As a recently-appointed partner in the firm of Roebucks solicitors in Richmond Terrace, Blackburn, Jenny deals with divorce cases, child-care proceedings and financial issues in front of judges. Because of their sensitive and personal nature, the hearings are always in chambers, away from the public eye. She acknowledges that there are many women, some of whom she meets in the course of her work, who have not been as fortunate. They may have had a similar ability, but have not had the benefit of someone to lean on, bounce ideas off and turn to when the going got tough.

But even before she met Hadi, good fortune was seeking her out for special treatment. Jenny, originally from Manchester, and a friend were in Spain when they were snapped up by the Berlitz language school and were trained to teach English as a foreign language.

"We stayed a year and then came home and went back to our secretarial jobs," Jenny said.

She later met Hadi, then a student at Manchester University. They married and, with elder son Niel, travelled to the Middle East where Jenny worked for the British Council teaching English to adults for five years.

Hatham was born while the family was in the Middle East and on their return to England they settled in Loughborough, where Hadi started work as a lecturer at the university. Jenny, adding another string to her bow, started working for the Amateur Swimming Association, qualified as a swimming teacher and worked at the university for three or four years teaching staff and their children to swim. Work then brought Hadi to Blackburn and the family moved with him. By chance she met Andre Rebello, a former partner at Fieldings Porter and now HM coroner for Liverpool. He asked her to work for the firm and she began with basic legal tasks. Mr Rebello and Mr Singleton then encouraged her to sit the Institute of Legal Executives' examinations and she was admitted as a Fellow of the institute in 1996. She obtained the postgraduate diploma in law in 1997 and was admitted as a solicitor in 1999. To become a partner she had to become a solicitor and studied hard while her children also buried their heads in books.

"Having started, I was damned if I was going to give it up," she said. "Jenan did A-level English and one of the things she had to write about was A Woman I Admire. The teacher said other students had done people like Florence Nightingale and Margaret Thatcher but Jenan had done My Mum.

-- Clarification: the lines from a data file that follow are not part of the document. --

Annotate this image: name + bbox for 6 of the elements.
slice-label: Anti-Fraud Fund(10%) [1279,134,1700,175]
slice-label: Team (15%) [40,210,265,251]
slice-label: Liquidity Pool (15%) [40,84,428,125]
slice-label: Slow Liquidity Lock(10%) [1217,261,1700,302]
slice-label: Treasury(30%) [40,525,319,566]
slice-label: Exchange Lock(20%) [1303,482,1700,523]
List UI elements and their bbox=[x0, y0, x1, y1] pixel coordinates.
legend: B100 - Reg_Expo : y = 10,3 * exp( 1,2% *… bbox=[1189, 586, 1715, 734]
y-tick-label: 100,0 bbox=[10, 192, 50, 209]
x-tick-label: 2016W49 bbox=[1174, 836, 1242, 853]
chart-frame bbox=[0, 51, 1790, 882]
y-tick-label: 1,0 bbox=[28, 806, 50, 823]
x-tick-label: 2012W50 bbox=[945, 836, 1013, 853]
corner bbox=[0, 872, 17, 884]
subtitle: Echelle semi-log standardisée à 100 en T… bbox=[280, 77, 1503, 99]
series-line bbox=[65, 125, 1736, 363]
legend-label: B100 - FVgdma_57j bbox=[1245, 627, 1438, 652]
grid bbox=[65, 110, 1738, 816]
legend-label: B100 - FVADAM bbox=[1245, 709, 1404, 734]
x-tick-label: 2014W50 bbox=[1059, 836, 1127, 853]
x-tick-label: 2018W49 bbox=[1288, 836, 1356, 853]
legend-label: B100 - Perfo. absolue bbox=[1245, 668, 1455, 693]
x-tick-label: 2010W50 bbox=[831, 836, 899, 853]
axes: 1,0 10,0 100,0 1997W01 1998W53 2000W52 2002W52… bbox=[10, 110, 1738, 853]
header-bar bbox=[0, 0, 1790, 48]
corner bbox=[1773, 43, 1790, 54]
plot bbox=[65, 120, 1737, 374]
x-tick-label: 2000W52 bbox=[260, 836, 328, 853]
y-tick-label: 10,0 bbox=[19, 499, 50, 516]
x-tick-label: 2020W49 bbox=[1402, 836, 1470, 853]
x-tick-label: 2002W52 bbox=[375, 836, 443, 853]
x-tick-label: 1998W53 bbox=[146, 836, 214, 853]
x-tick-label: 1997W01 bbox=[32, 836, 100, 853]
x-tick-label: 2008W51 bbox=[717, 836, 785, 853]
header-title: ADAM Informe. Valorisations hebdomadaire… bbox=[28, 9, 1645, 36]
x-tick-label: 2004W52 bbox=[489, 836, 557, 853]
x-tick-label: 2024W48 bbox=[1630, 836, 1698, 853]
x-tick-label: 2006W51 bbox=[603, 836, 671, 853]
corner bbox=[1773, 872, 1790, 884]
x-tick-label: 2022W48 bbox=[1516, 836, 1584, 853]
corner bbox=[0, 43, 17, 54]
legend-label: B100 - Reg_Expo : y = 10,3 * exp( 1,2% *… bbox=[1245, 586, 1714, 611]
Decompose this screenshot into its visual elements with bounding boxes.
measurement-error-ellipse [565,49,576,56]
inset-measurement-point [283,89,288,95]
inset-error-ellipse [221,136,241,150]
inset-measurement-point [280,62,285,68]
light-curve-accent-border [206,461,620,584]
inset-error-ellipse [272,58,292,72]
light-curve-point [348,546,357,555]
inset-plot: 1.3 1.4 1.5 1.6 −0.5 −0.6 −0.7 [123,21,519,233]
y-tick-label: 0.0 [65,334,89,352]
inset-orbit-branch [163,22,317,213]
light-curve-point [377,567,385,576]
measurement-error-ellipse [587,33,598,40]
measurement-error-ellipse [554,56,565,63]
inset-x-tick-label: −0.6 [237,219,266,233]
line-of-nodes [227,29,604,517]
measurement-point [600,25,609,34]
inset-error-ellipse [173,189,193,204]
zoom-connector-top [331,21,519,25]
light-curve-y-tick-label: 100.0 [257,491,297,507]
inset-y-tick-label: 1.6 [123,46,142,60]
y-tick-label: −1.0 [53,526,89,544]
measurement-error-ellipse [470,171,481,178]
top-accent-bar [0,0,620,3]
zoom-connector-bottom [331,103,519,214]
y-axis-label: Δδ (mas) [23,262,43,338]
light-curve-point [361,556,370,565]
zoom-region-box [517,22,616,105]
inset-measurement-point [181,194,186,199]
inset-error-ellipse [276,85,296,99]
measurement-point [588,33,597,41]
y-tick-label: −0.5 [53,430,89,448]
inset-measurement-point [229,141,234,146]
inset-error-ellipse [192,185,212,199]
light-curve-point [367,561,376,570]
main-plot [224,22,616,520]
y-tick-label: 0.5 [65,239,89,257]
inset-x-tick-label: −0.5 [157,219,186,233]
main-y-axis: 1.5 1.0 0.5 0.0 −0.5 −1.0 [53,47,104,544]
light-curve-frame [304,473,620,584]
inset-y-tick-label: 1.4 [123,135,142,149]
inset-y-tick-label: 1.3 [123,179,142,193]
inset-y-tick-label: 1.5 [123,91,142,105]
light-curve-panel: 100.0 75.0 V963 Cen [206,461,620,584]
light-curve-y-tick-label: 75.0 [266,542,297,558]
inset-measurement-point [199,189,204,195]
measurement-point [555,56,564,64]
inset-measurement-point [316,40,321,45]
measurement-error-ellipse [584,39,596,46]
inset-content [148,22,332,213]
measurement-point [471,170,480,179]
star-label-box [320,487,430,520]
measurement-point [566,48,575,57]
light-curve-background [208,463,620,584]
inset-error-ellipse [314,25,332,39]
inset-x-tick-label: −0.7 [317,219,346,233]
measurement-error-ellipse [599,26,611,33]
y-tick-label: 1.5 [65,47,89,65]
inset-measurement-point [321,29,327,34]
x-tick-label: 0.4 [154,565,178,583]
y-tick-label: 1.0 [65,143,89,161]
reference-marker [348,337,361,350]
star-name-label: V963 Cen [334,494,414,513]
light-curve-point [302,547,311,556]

"How could she and her brothers not have studied when their mum was working so hard?"

She remembers how, when she was revising for her examinations, she would leave notes all over the kitchen reminding her of important cases and the year they were heard.

She would be muttering the details and the children would correct her, having read the notes themselves.

Now all three are doing well -- Jenan and Hatham are at university and Niel works as a product manager in the marketing department of a holiday company. Jenny is in no doubt that the children and Hadi provided a rock for her to cling to when she needed support.

"I couldn't have done it without Hadi," she said. "He never ever moaned when we couldn't have a weekend because I had my head in a book and never said 'this house is a mess' when it often was. I'm not special or brilliant -- all I have done is make the best of a little bit."